Israel right to be wary of Arab peace initiative

We’re likely to hear quite a lot in the coming months about the Arab peace initiative (API), which U.S. Secretary of State John Kerry reportedly aims to employ as a way to advance a Palestinian-Israeli peace agreement.

Adopted by the 22-member Arab League in Beirut in March 2002 as an amended version of a more flexible Saudi plan, the API – on the surface – offers Israel “normal relations in the context of a comprehensive peace” (as the official text states).

Many western analysts have viewed this plan as a major breakthrough in Arab-Israeli relations and a peace plan that Israel should welcome, if not embrace. However, it’s the details of the API that really matter. The API requires “full Israeli withdrawal from all the territories occupied since 1967, including the Syrian Golan Heights, to the June 4, 1967 lines.” It likewise calls for “a just solution to the Palestinian refugee problem to be agreed upon in accordance with UN General Assembly Resolution 194.” These two conditions are non-starters for Israel.

First, the API claims to adhere to UNSC Resolution 242, which calls only for Israeli withdrawal “from territories” not from “the territories” or “all the territories” acquired in 1967. But the API contradicts 242’s implicit recognition that the 1967 lines (more accurately, the temporary 1949 armistice lines) would be modified through negotiations to achieve “secure” borders, in contrast to the weak defences afforded by the 1949 armistice.

Second, Arab parties (incorrectly) interpret UN General Assembly Resolution 194 as providing Palestinian refugees with a “right of return” to their former homes in present-day Israel. Given that this would spell the end of Israel as a Jewish state, such a position mocks the claim that the API embodies a “comprehensive peace.”

Kerry reportedly hopes to get the Arab League’s API committee to agree to changes on the first subject (the border issue). Nothing has been indicated about his views on the second subject (Palestinian refugees). In any event, the API was offered to Israel as a “take-it-or-leave-it” deal, as reconfirmed by the Arab summit in Riyadh in 2007, when efforts to make the initiative more acceptable to Israel were soundly defeated.

 Some analysts have said that, in at least one respect, the API does allow for flexibility. In his April 10 Globe and Mail story about the API, Patrick Martin pointed out that the initiative “left the details open to negotiations” on the refugee issue.

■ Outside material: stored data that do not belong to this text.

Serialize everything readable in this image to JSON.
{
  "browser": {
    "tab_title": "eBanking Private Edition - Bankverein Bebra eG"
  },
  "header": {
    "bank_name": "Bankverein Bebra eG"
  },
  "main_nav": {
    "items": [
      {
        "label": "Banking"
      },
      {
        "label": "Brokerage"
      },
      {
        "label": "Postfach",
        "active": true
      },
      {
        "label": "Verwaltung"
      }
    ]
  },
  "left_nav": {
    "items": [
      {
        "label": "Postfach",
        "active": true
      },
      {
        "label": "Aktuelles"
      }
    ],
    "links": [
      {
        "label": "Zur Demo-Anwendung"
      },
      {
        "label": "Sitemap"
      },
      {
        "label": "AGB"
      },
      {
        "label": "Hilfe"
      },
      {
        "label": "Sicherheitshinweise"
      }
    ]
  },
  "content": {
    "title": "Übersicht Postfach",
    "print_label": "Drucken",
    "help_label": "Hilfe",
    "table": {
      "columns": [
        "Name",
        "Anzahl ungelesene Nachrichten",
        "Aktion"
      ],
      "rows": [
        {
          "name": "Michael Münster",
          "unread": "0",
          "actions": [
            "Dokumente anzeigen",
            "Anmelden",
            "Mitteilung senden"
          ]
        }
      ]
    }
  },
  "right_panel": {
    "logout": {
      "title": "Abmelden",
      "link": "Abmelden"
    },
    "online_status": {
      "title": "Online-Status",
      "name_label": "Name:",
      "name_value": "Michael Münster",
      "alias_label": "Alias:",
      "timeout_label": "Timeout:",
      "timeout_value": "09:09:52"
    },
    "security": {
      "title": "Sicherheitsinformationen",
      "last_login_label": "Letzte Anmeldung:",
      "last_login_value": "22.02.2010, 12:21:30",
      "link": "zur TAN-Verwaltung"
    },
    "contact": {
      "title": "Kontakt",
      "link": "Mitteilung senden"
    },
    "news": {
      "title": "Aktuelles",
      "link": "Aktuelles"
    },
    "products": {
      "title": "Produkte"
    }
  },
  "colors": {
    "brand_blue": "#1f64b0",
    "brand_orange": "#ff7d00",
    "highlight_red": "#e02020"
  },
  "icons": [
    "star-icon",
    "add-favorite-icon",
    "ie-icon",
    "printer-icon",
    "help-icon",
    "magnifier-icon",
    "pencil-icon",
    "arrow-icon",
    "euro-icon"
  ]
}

On this point, he’s technically correct, since the relevant passage in the API speaks about “an agreed upon” solution.

Nonetheless, the API immediately adds that this is to be agreed upon “in accordance with” UNGA 194, which, as mentioned above, is interpreted by virtually all Arab parties in a way completely inimical to Israel’s very existence. (The reference to 194 was added by Lebanon and Syria to the initial Saudi plan specifically to toughen it up, and make it palatable to those states that have traditionally been most hostile to peace with Israel.)

Today, with total rejectionist forces such as Hezbollah largely in control of Lebanon’s government, Hamas ruling in Gaza, the Muslim Brotherhood in charge in Egypt, and Syria in the grip of a devastating civil war, with Islamist forces in the ascendancy, those dedicated to Israel’s destruction are as influential as ever. In this atmosphere, the API, already encumbered by terms and conditions hostile to the Jewish state, becomes even harder to sell as a plan for “comprehensive peace” based on “normal relations” with Israel.

The surface language of the API serves today to put Israel, which has always sought genuine peace with its neighbours, on the defensive. Israel, for the above reasons, has solid grounds for deep concern about an initiative that appears to a great many outsiders as a perfectly reasonable opportunity to bring the Arab-Israeli conflict to an end.

The task for Israel is to pursue what is possible for peace, but also to explain to the world what’s really at stake with the API.

Paul Michaels is director of research and senior media relations with the Centre for Israel and Jewish Affairs.